No es sólo el hallazgo de cuerpos, o la impunidad con la que operan estos grupos; es la constatación de que hay seres humanos que han perdido por completo cualquier rastro de humanidad. Se trata de sitios donde no sólo se entierra a los muertos, sino donde se entrena a los vivos para matar, se moldea la mente de nuevas generaciones de sicarios que han sido despojados de toda empatía, moral y conciencia.
El horror de las fosas ya no radica únicamente en los cuerpos enterrados, sino en los vivos que las han convertido en su patio de entrenamiento. Lo verdaderamente aterrador no es sólo que existan estos lugares, sino la mentalidad de quienes los operan. No estamos hablando de criminales con códigos o estructuras de respeto, sino de sicarios que han sido moldeados para asesinar sin dudarlo, para torturar sin sentir, para obedecer sin cuestionar.

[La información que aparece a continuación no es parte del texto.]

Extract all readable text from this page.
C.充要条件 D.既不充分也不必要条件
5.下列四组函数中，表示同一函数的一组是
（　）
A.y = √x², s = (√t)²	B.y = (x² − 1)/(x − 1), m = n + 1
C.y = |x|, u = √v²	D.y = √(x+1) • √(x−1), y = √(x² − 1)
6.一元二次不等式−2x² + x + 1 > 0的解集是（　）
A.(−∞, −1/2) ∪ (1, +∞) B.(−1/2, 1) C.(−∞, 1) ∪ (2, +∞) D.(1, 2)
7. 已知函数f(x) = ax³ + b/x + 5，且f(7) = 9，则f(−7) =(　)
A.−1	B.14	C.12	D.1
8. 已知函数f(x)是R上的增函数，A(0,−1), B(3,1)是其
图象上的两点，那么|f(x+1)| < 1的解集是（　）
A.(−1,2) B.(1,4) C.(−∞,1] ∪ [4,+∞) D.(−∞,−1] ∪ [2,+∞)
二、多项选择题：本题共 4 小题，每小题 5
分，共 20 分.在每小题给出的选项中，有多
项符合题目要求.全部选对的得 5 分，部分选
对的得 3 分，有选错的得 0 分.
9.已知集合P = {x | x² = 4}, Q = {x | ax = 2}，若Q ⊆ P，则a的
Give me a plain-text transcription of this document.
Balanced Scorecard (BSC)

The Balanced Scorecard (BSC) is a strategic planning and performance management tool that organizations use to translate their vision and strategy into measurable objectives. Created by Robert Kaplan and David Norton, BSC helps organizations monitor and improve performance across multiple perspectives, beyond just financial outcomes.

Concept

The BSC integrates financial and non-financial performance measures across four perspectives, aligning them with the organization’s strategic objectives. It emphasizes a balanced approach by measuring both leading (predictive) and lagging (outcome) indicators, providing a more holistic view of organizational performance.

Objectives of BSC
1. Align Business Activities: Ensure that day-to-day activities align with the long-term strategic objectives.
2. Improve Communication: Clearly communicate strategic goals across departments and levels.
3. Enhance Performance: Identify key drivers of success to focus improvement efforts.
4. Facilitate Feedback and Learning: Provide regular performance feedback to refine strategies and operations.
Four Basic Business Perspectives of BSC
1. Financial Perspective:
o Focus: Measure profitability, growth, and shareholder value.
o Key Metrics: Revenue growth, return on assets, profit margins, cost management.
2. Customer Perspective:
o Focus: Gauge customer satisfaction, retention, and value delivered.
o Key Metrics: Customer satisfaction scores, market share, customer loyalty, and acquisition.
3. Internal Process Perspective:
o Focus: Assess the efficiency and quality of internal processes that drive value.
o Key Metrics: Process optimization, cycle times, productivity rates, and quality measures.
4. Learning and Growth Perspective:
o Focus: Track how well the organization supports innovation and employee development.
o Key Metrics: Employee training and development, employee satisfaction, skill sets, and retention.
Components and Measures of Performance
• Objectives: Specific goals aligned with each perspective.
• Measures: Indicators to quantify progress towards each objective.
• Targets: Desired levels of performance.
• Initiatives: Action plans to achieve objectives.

Pero hay algo aun más doloroso: los niños y jóvenes. Porque no sólo son víctimas de esta maquinaria de muerte, sino que también son reclutados y formados dentro de ella. Desde pequeños, son arrebatados de cualquier posibilidad de una vida normal y convertidos en piezas de un engranaje que sólo entiende la violencia. Se les destruye la identidad, se les arranca cualquier conexión con la realidad, y se les programa para cometer atrocidades sin remordimiento. Es un proceso de deshumanización total, similar al que ocurrió en los peores episodios de la historia de la humanidad.
El problema ya no es sólo el narcotráfico como negocio; ya no se trata únicamente de la venta de droga, la producción de fentanilo o la disputa de rutas. El crimen organizado ha mutado en algo aun más siniestro: una estructura que no sólo explota la violencia, sino que la fabrica, que convierte a niños y jóvenes en asesinos antes de que puedan siquiera entender lo que significa la vida, y lo que están haciendo.

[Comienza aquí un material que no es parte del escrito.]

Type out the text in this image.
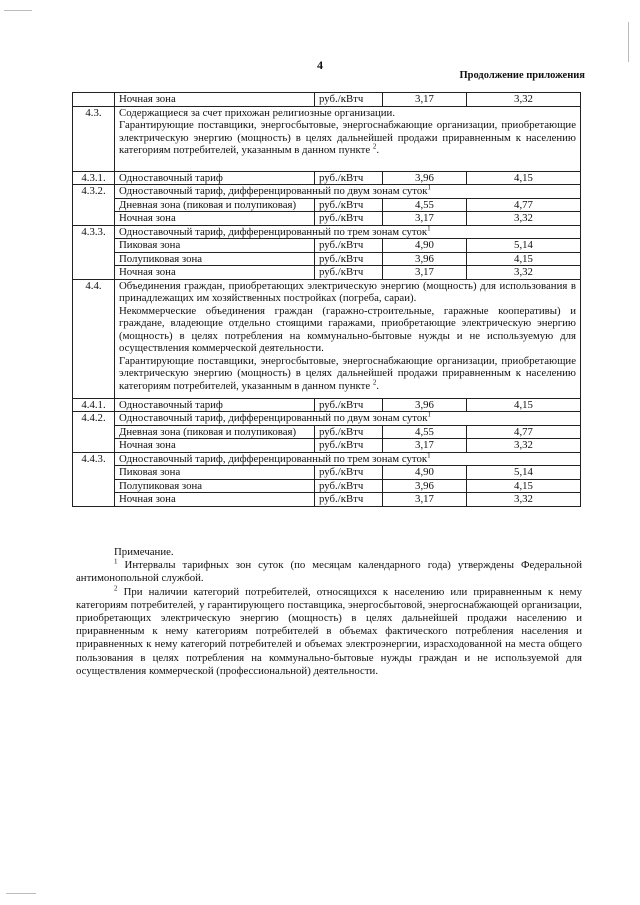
4
Продолжение приложения
	Ночная зона	руб./кВтч	3,17	3,32
4.3.	Содержащиеся за счет прихожан религиозные организации.

Гарантирующие поставщики, энергосбытовые, энергоснабжающие организации, приобретающие электрическую энергию (мощность) в целях дальнейшей продажи приравненным к населению категориям потребителей, указанным в данном пункте $^2$.			

4.3.1.	Одноставочный тариф	руб./кВтч	3,96	4,15
4.3.2.	Одноставочный тариф, дифференцированный по двум зонам суток$^1$
	Дневная зона (пиковая и полупиковая)	руб./кВтч	4,55	4,77
	Ночная зона	руб./кВтч	3,17	3,32
4.3.3.	Одноставочный тариф, дифференцированный по трем зонам суток$^1$
	Пиковая зона	руб./кВтч	4,90	5,14
	Полупиковая зона	руб./кВтч	3,96	4,15
	Ночная зона	руб./кВтч	3,17	3,32
4.4.	Объединения граждан, приобретающих электрическую энергию (мощность) для использования в принадлежащих им хозяйственных постройках (погреба, сараи).

Некоммерческие объединения граждан (гаражно-строительные, гаражные кооперативы) и граждане, владеющие отдельно стоящими гаражами, приобретающие электрическую энергию (мощность) в целях потребления на коммунально-бытовые нужды и не используемую для осуществления коммерческой деятельности.

Гарантирующие поставщики, энергосбытовые, энергоснабжающие организации, приобретающие электрическую энергию (мощность) в целях дальнейшей продажи приравненным к населению категориям потребителей, указанным в данном пункте $^2$.			

4.4.1.	Одноставочный тариф	руб./кВтч	3,96	4,15
4.4.2.	Одноставочный тариф, дифференцированный по двум зонам суток$^1$
	Дневная зона (пиковая и полупиковая)	руб./кВтч	4,55	4,77
	Ночная зона	руб./кВтч	3,17	3,32
4.4.3.	Одноставочный тариф, дифференцированный по трем зонам суток$^1$
	Пиковая зона	руб./кВтч	4,90	5,14
	Полупиковая зона	руб./кВтч	3,96	4,15
	Ночная зона	руб./кВтч	3,17	3,32

Примечание.

$^1$ Интервалы тарифных зон суток (по месяцам календарного года) утверждены Федеральной антимонопольной службой.

$^2$ При наличии категорий потребителей, относящихся к населению или приравненным к нему категориям потребителей, у гарантирующего поставщика, энергосбытовой, энергоснабжающей организации, приобретающих электрическую энергию (мощность) в целях дальнейшей продажи населению и приравненным к нему категориям потребителей в объемах фактического потребления населения и приравненных к нему категорий потребителей и объемах электроэнергии, израсходованной на места общего пользования в целях потребления на коммунально-бытовые нужды граждан и не используемой для осуществления коммерческой (профессиональной) деятельности.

Y mientras esto ocurre, hay una parte de la sociedad que sigue creyendo que es un problema lejano, ajeno. Seguimos permitiendo que la narcocultura se infiltre en nuestra vida cotidiana, que las narcoseries y los narcocorridos glorifiquen al crimen, que niñas y niños crezcan admirando a los sicarios como si fueran héroes. Y lo seguimos viendo en cada esquina, en cada fiesta donde la narcocultura es celebrada, en cada conversación donde se justifica la violencia como si fuera parte inevitable de nuestra realidad.
Hoy vemos cada vez más normal, y muchas personas lo ven aspiracional, a los criminales paseando orgullosos, ostentando su riqueza. Aquellos que sin pudor ni vergüenza exhiben autos de lujo, fajos de billetes, ropa de diseñador y armas.